Fouad Ajami, a senior fellow at the Hoover Institution of Stanford University, said he was intimidated when he first met Lewis, his professor at Princeton.

"You can call me Bernard," Lewis said. "Okay, Professor Lewis," Ajami said.

"Where are you from," Lewis asked. "From a forsaken place in Lebanon called Arnoun," Ajami replied. "You should come over," Lewis said. "I have land deeds of Arnoun."

Harvey Krueger, chairman of TAU’s international board of governors, told how Lewis’s books taught him to be wary how nations teach their history. "The temptation is often overwhelmingly strong to tell it, not as it really was, but as we wish it to have been."

Credited with almost single-handedly opening the international capital markets to Israeli corporate securities, Krueger is vice chairman of Barclays Capital.
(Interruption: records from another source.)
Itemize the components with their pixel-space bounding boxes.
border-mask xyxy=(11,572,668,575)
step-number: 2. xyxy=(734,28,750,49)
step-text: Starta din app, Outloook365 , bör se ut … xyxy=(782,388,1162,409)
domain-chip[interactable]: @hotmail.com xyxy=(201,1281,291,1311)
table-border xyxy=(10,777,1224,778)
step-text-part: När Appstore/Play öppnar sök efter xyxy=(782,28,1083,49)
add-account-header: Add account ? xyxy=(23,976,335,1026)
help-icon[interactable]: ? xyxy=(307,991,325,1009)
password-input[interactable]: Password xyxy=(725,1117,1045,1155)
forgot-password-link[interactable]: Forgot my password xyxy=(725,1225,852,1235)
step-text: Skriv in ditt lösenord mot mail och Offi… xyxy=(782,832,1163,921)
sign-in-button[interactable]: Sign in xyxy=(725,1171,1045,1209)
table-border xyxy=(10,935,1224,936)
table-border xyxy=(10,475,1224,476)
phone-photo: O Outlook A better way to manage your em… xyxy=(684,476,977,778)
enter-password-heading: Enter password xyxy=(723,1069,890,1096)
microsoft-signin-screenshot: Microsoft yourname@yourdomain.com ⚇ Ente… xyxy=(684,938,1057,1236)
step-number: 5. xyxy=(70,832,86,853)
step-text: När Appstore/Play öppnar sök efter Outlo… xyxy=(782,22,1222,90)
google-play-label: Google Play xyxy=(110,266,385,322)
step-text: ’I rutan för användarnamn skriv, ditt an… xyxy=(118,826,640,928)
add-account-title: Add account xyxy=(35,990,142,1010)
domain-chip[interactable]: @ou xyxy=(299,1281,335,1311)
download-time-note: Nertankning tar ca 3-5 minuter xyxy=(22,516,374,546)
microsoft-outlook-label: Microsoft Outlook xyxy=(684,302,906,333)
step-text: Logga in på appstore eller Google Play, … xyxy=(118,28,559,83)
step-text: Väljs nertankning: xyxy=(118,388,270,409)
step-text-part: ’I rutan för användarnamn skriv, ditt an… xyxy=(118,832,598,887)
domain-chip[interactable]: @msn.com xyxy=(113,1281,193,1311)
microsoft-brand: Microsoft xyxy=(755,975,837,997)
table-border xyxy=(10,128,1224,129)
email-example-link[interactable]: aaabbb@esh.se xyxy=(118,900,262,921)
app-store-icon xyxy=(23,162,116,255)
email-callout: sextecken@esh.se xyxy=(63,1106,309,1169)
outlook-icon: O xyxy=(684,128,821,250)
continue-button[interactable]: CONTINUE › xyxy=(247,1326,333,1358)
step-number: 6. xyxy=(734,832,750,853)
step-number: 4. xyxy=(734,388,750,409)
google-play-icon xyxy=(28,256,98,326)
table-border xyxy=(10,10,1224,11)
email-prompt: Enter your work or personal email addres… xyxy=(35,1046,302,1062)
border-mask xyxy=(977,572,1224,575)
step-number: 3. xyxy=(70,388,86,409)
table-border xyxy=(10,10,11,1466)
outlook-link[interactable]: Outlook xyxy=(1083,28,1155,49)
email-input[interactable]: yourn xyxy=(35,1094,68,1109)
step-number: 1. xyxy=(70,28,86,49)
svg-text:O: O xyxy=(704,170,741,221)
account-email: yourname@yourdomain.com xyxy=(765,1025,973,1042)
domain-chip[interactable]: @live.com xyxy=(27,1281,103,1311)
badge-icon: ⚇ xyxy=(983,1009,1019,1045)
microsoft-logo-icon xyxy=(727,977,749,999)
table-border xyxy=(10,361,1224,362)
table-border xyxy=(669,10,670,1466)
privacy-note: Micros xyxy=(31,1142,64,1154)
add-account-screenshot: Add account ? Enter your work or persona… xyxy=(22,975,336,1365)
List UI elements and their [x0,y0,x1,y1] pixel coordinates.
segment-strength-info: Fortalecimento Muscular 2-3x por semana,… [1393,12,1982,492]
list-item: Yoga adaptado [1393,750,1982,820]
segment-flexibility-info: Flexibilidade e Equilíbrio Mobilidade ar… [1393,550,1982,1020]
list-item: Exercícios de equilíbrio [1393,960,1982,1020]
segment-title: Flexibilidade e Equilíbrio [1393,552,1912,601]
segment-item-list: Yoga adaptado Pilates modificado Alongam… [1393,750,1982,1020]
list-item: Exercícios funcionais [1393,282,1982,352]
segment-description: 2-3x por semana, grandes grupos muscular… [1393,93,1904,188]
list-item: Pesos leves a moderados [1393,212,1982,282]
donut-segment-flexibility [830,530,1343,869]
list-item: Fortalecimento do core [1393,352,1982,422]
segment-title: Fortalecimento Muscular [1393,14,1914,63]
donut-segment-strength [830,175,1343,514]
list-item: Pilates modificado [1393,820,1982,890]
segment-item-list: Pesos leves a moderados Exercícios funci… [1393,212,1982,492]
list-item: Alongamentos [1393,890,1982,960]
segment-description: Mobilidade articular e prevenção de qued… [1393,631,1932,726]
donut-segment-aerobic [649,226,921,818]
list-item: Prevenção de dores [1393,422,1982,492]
Kruger added that even Jewish scholars invented history when they fostered the myth that during the 800 years of Muslim rule in Spain there was tolerance for Jews.

"As Bernard makes clear, Muslims would have seen such tolerance as a sin against the holy law of Islam.

"Why manufacture this history? The invention of Muslim tolerance gave the Jews a weapon to use against their Christian neighbors. It’s a patently false myth to serve a useful political purpose—history as we wish it to be."

Among the dinner guests were JLTV president/CEO Phil Blazer, Paul Gigot, Paul Wolfowitz, David Makovsky, Robert Satloff of the Washington Institute, Bruce Kovner, founder of Caxton Associates, Chaim Katzman of the Gazit Group, Jim Dubin, Jerry Levin, Michael Shaoul, CEO of Oscar Gruss, and Ingebord and Ira Rennert.

The dinner will fund research at the university’s Moshe Dayan Center for Middle Eastern and African Studies, a think tank with which Lewis has been associated for three decades.

Bernard Lewis said he was grateful "for those who have spoken and particularly for those who have listened."